The jlink tool in Java 21 allows developers to create a custom, lightweight JRE by assembling only the necessary modules for an application. This reduces the deployment size significantly.
The “module not found” error occurs when the linker cannot locate a specific module defined in your module-info.java or specified in the command line. This usually happens because the module path is incorrectly configured or the dependency is not a true JPMS module.

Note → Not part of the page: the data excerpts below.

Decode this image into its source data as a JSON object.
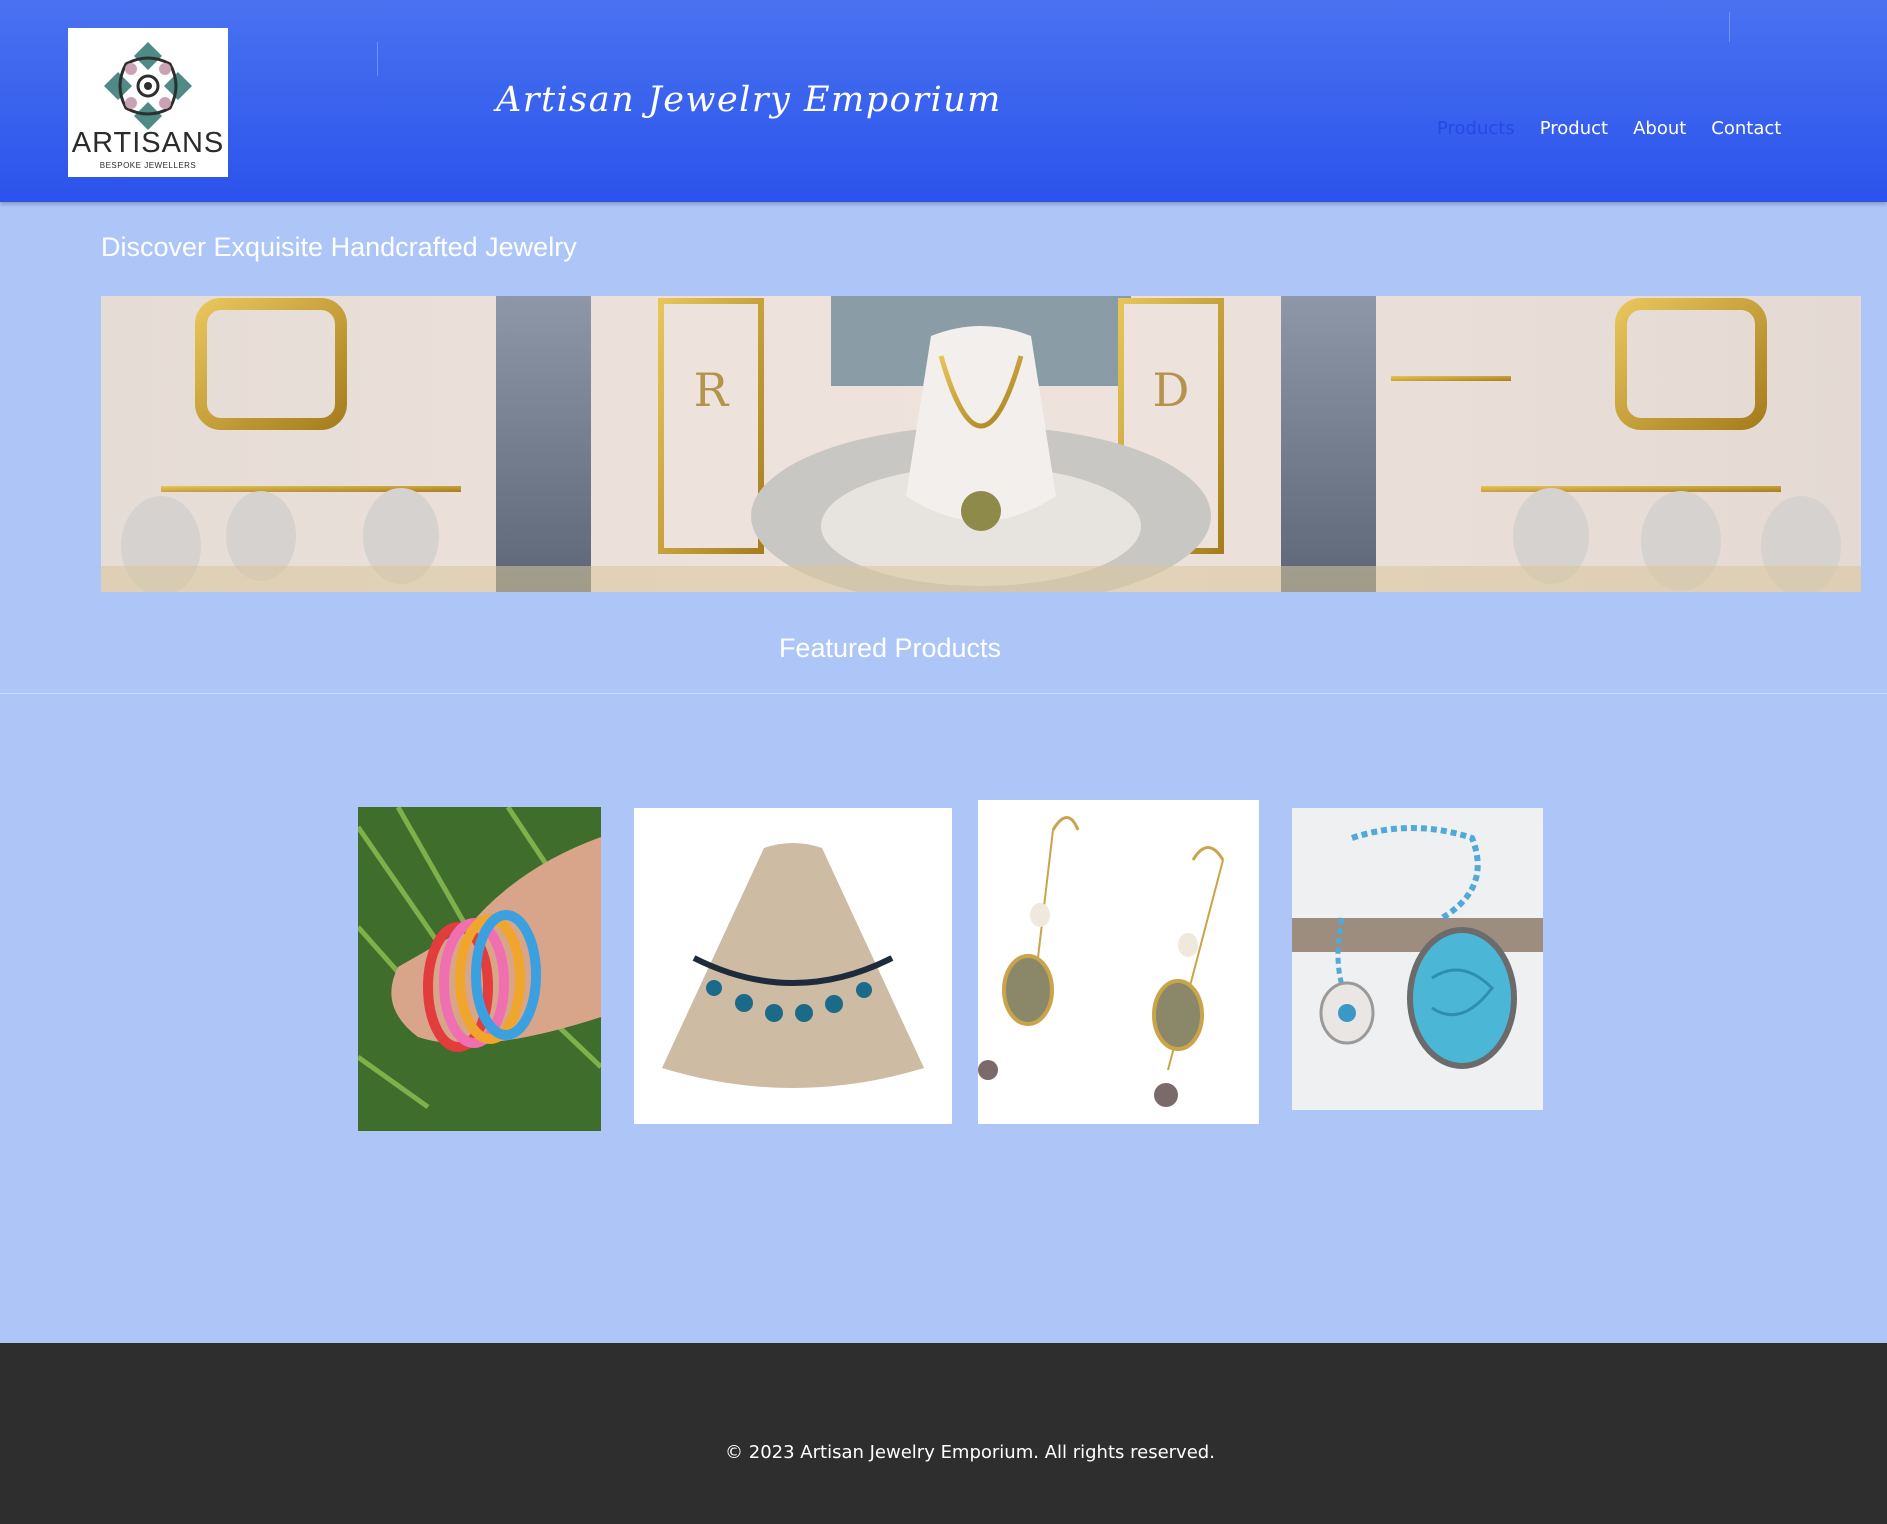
{
  "brand": {
    "logo_word": "ARTISANS",
    "logo_sub": "BESPOKE JEWELLERS",
    "site_title": "Artisan Jewelry Emporium"
  },
  "nav": {
    "items": [
      "Products",
      "Product",
      "About",
      "Contact"
    ],
    "active": "Products"
  },
  "hero": {
    "tagline": "Discover Exquisite Handcrafted Jewelry"
  },
  "featured": {
    "title": "Featured Products"
  },
  "footer": {
    "copyright": "© 2023 Artisan Jewelry Emporium. All rights reserved."
  },
  "colors": {
    "header": "#3a63ee",
    "page_bg": "#adc6f7",
    "footer_bg": "#2e2e2e",
    "nav_active": "#2449e6"
  }
}
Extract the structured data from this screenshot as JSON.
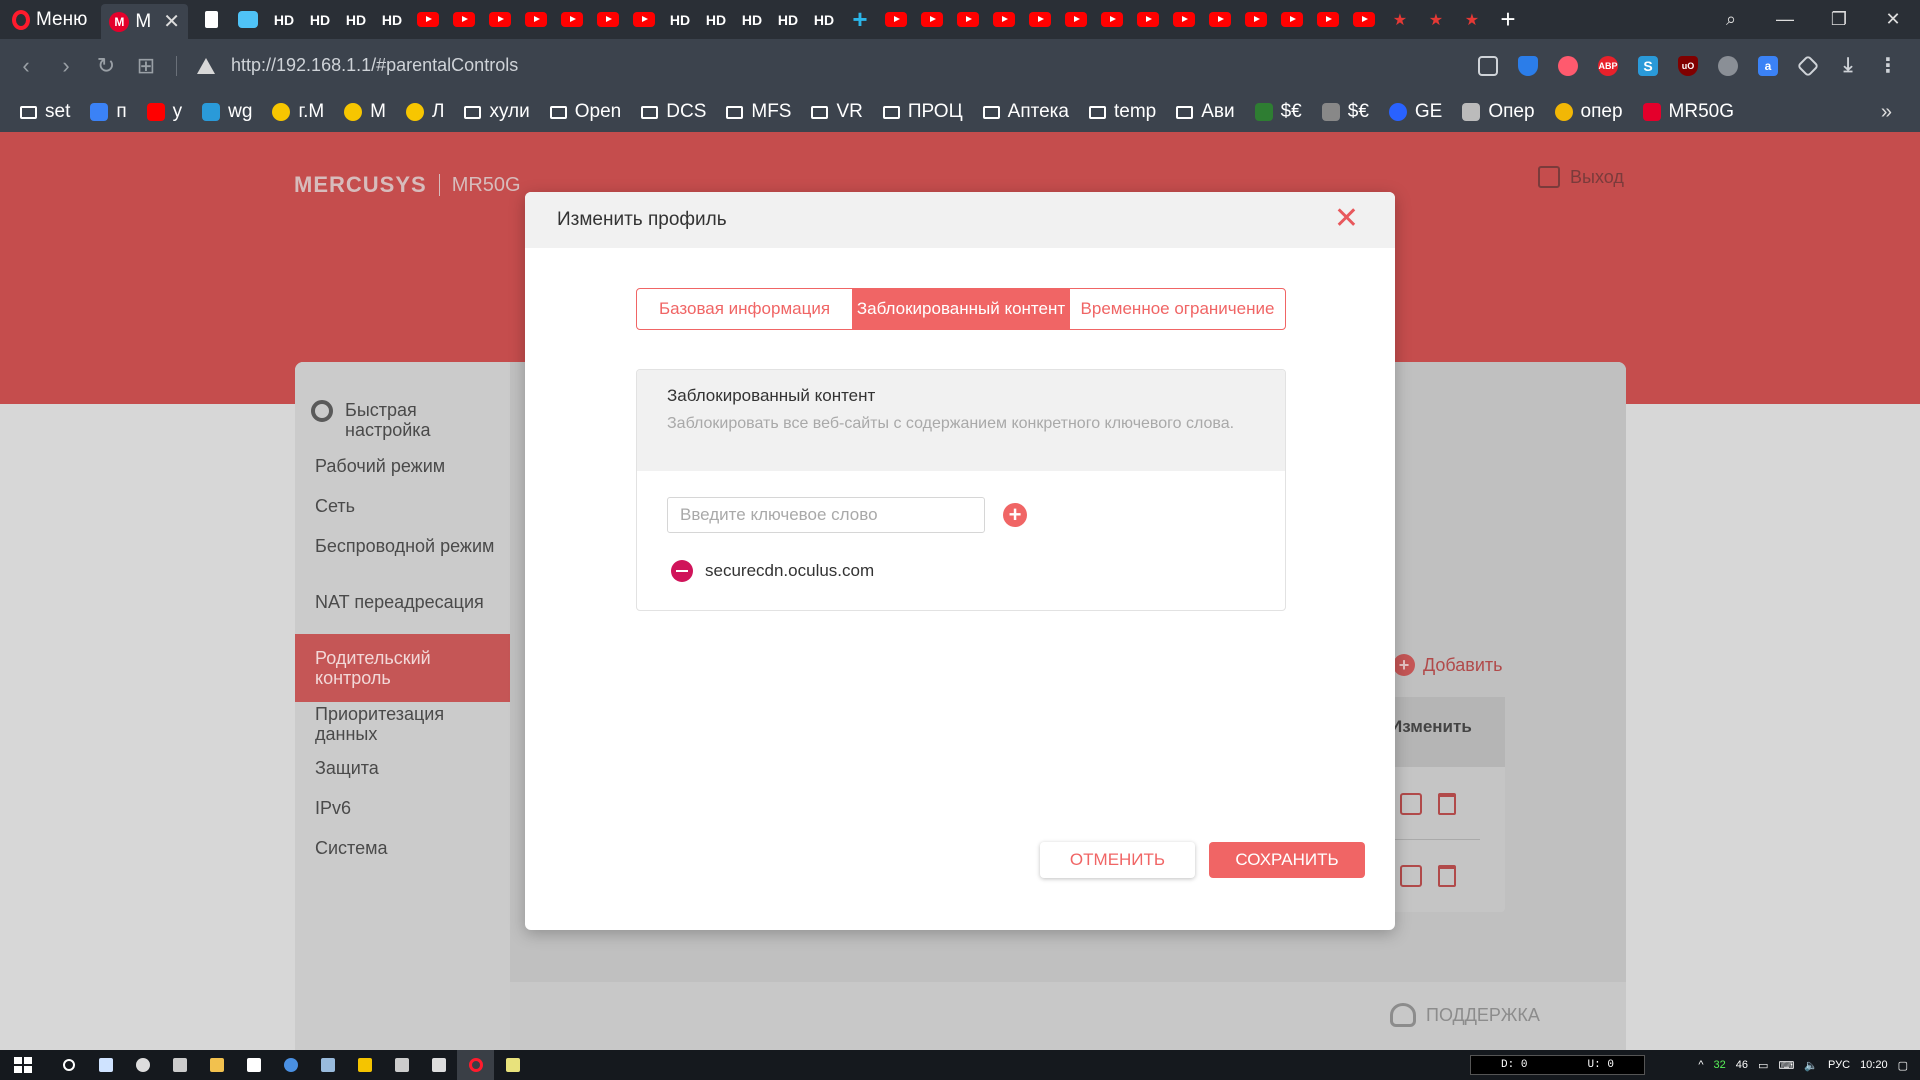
{
  "browser": {
    "menu_label": "Меню",
    "active_tab_title": "M",
    "hd_label": "HD",
    "url": "http://192.168.1.1/#parentalControls",
    "bookmarks": [
      {
        "label": "set",
        "icon": "folder-icon"
      },
      {
        "label": "п",
        "icon": "translate-icon"
      },
      {
        "label": "у",
        "icon": "youtube-icon"
      },
      {
        "label": "wg",
        "icon": "s-icon"
      },
      {
        "label": "г.М",
        "icon": "sun-icon"
      },
      {
        "label": "М",
        "icon": "sun-icon"
      },
      {
        "label": "Л",
        "icon": "sun-icon"
      },
      {
        "label": "хули",
        "icon": "folder-icon"
      },
      {
        "label": "Open",
        "icon": "folder-icon"
      },
      {
        "label": "DCS",
        "icon": "folder-icon"
      },
      {
        "label": "MFS",
        "icon": "folder-icon"
      },
      {
        "label": "VR",
        "icon": "folder-icon"
      },
      {
        "label": "ПРОЦ",
        "icon": "folder-icon"
      },
      {
        "label": "Аптека",
        "icon": "folder-icon"
      },
      {
        "label": "temp",
        "icon": "folder-icon"
      },
      {
        "label": "Ави",
        "icon": "folder-icon"
      },
      {
        "label": "$€",
        "icon": "e-icon"
      },
      {
        "label": "$€",
        "icon": "bg-icon"
      },
      {
        "label": "GE",
        "icon": "globe-icon"
      },
      {
        "label": "Опер",
        "icon": "phone-icon"
      },
      {
        "label": "опер",
        "icon": "coin-icon"
      },
      {
        "label": "MR50G",
        "icon": "mercusys-icon"
      }
    ],
    "extensions": [
      {
        "label": "",
        "color": "#3c434d",
        "icon": "camera-icon"
      },
      {
        "label": "",
        "color": "#2b7de9",
        "icon": "shield-icon"
      },
      {
        "label": "",
        "color": "#ff5a6e",
        "icon": "heart-icon"
      },
      {
        "label": "ABP",
        "color": "#e8212b",
        "icon": "adblock-icon"
      },
      {
        "label": "S",
        "color": "#2a9ad9",
        "icon": "s-ext-icon"
      },
      {
        "label": "uO",
        "color": "#800000",
        "icon": "ublock-icon"
      },
      {
        "label": "",
        "color": "#8a8f96",
        "icon": "globe-icon"
      },
      {
        "label": "a",
        "color": "#3b82f6",
        "icon": "translate-icon"
      },
      {
        "label": "",
        "color": "#3c434d",
        "icon": "cube-icon"
      },
      {
        "label": "",
        "color": "#3c434d",
        "icon": "download-icon"
      },
      {
        "label": "",
        "color": "#3c434d",
        "icon": "more-icon"
      }
    ]
  },
  "router": {
    "brand": "MERCUSYS",
    "model": "MR50G",
    "logout_label": "Выход",
    "sidebar": [
      {
        "label": "Быстрая настройка",
        "active": false
      },
      {
        "label": "Рабочий режим",
        "active": false
      },
      {
        "label": "Сеть",
        "active": false
      },
      {
        "label": "Беспроводной режим",
        "active": false
      },
      {
        "label": "NAT переадресация",
        "active": false
      },
      {
        "label": "Родительский контроль",
        "active": true
      },
      {
        "label": "Приоритезация данных",
        "active": false
      },
      {
        "label": "Защита",
        "active": false
      },
      {
        "label": "IPv6",
        "active": false
      },
      {
        "label": "Система",
        "active": false
      }
    ],
    "bg_add_label": "Добавить",
    "bg_table_header": "Изменить",
    "support_label": "ПОДДЕРЖКА"
  },
  "modal": {
    "title": "Изменить профиль",
    "tabs": [
      {
        "label": "Базовая информация",
        "active": false
      },
      {
        "label": "Заблокированный контент",
        "active": true
      },
      {
        "label": "Временное ограничение",
        "active": false
      }
    ],
    "section_title": "Заблокированный контент",
    "section_desc": "Заблокировать все веб-сайты с содержанием конкретного ключевого слова.",
    "keyword_placeholder": "Введите ключевое слово",
    "keyword_value": "",
    "keywords": [
      "securecdn.oculus.com"
    ],
    "cancel_label": "ОТМЕНИТЬ",
    "save_label": "СОХРАНИТЬ"
  },
  "taskbar": {
    "net_down": "D: 0",
    "net_up": "U: 0",
    "tray_num1": "32",
    "tray_num2": "46",
    "language": "РУС",
    "time": "10:20"
  },
  "colors": {
    "accent": "#f06565",
    "header_band": "#c54d4d",
    "active_sidebar": "#c55656"
  }
}
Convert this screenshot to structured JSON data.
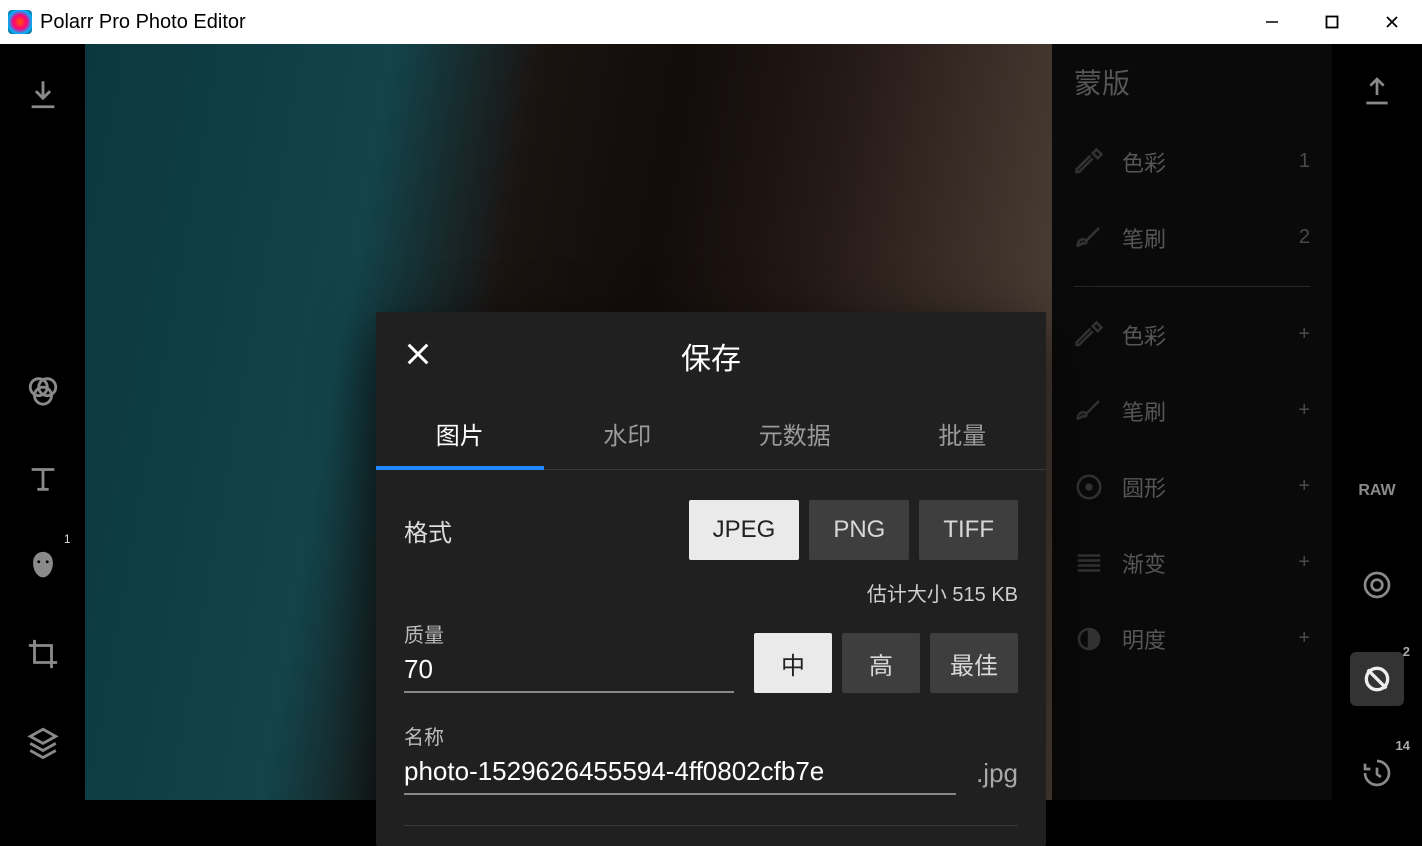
{
  "window": {
    "title": "Polarr Pro Photo Editor"
  },
  "left_tools": {
    "download": "download",
    "filters": "filters",
    "text": "text",
    "face": "face",
    "face_badge": "1",
    "crop": "crop",
    "layers": "layers"
  },
  "mask_panel": {
    "title": "蒙版",
    "items": [
      {
        "icon": "eyedropper",
        "label": "色彩",
        "suffix": "1"
      },
      {
        "icon": "brush",
        "label": "笔刷",
        "suffix": "2"
      },
      {
        "icon": "eyedropper",
        "label": "色彩",
        "suffix": "+"
      },
      {
        "icon": "brush",
        "label": "笔刷",
        "suffix": "+"
      },
      {
        "icon": "circle",
        "label": "圆形",
        "suffix": "+"
      },
      {
        "icon": "gradient",
        "label": "渐变",
        "suffix": "+"
      },
      {
        "icon": "luminance",
        "label": "明度",
        "suffix": "+"
      }
    ]
  },
  "right_tools": {
    "export": "export",
    "raw_label": "RAW",
    "swirl": "swirl",
    "denoise": "denoise",
    "denoise_badge": "2",
    "history": "history",
    "history_badge": "14"
  },
  "save_modal": {
    "title": "保存",
    "tabs": {
      "image": "图片",
      "watermark": "水印",
      "metadata": "元数据",
      "batch": "批量"
    },
    "active_tab": "image",
    "format_label": "格式",
    "formats": {
      "jpeg": "JPEG",
      "png": "PNG",
      "tiff": "TIFF"
    },
    "selected_format": "jpeg",
    "size_estimate_label": "估计大小",
    "size_estimate_value": "515 KB",
    "quality_label": "质量",
    "quality_value": "70",
    "quality_presets": {
      "mid": "中",
      "high": "高",
      "best": "最佳"
    },
    "selected_quality": "mid",
    "name_label": "名称",
    "name_value": "photo-1529626455594-4ff0802cfb7e",
    "ext": ".jpg"
  }
}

In Java 21, strict modularity is enforced. If jlink encounters an “automatic module” (a plain JAR file without a module descriptor), it will fail because jlink does not support linking automatic modules into a custom image.
Step-by-Step Solutions
1. Verify the Module Path
The most common cause is failing to include the JDK’s own modules in the path. You must explicitly point to the jmods directory of your JDK installation.
jlink --module-path $JAVA_HOME/jmods:out/modules \
--add-modules com.example.myapp \
--output custom-runtime
On Windows, ensure you use a semicolon (;) instead of a colon (:) as the path separator.
2. Identify Missing Dependencies with jdeps
If you aren’t sure which module is missing, use the jdeps tool. It analyzes your JAR files and tells you exactly which modules are required.
jdeps --module-path libs/ --print-module-deps my-app.jar
Review the output and ensure every module listed is included in your --add-modules flag or is present in your --module-path.
3. Handling Non-Modular JARs (Automatic Modules)
If your error involves a third-party library that isn’t modularized, jlink will throw an error. You have two options: use a tool like Moditect to generate a module-info.class for the library, or use a “fat JAR” approach with a standard JRE.
To fix this for jlink, you must convert the JAR to a module. You can do this manually by creating a temporary module-info.java for the dependency and recompiling it.
4. Check for Case Sensitivity and Typos
Java module names are case-sensitive. A common mistake is writing java.Xml instead of java.xml. Double-check your module-info.java file for any typos in the requires directives.
module com.example.myapp {
requires java.base;
requires java.logging; // Ensure these names match the JDK modules
}
5. Use the –limit-modules Flag for Debugging
If you are overwhelmed by the dependency graph, use --limit-modules to restrict the observable modules. This helps isolate whether the error is coming from your application code or a secondary dependency.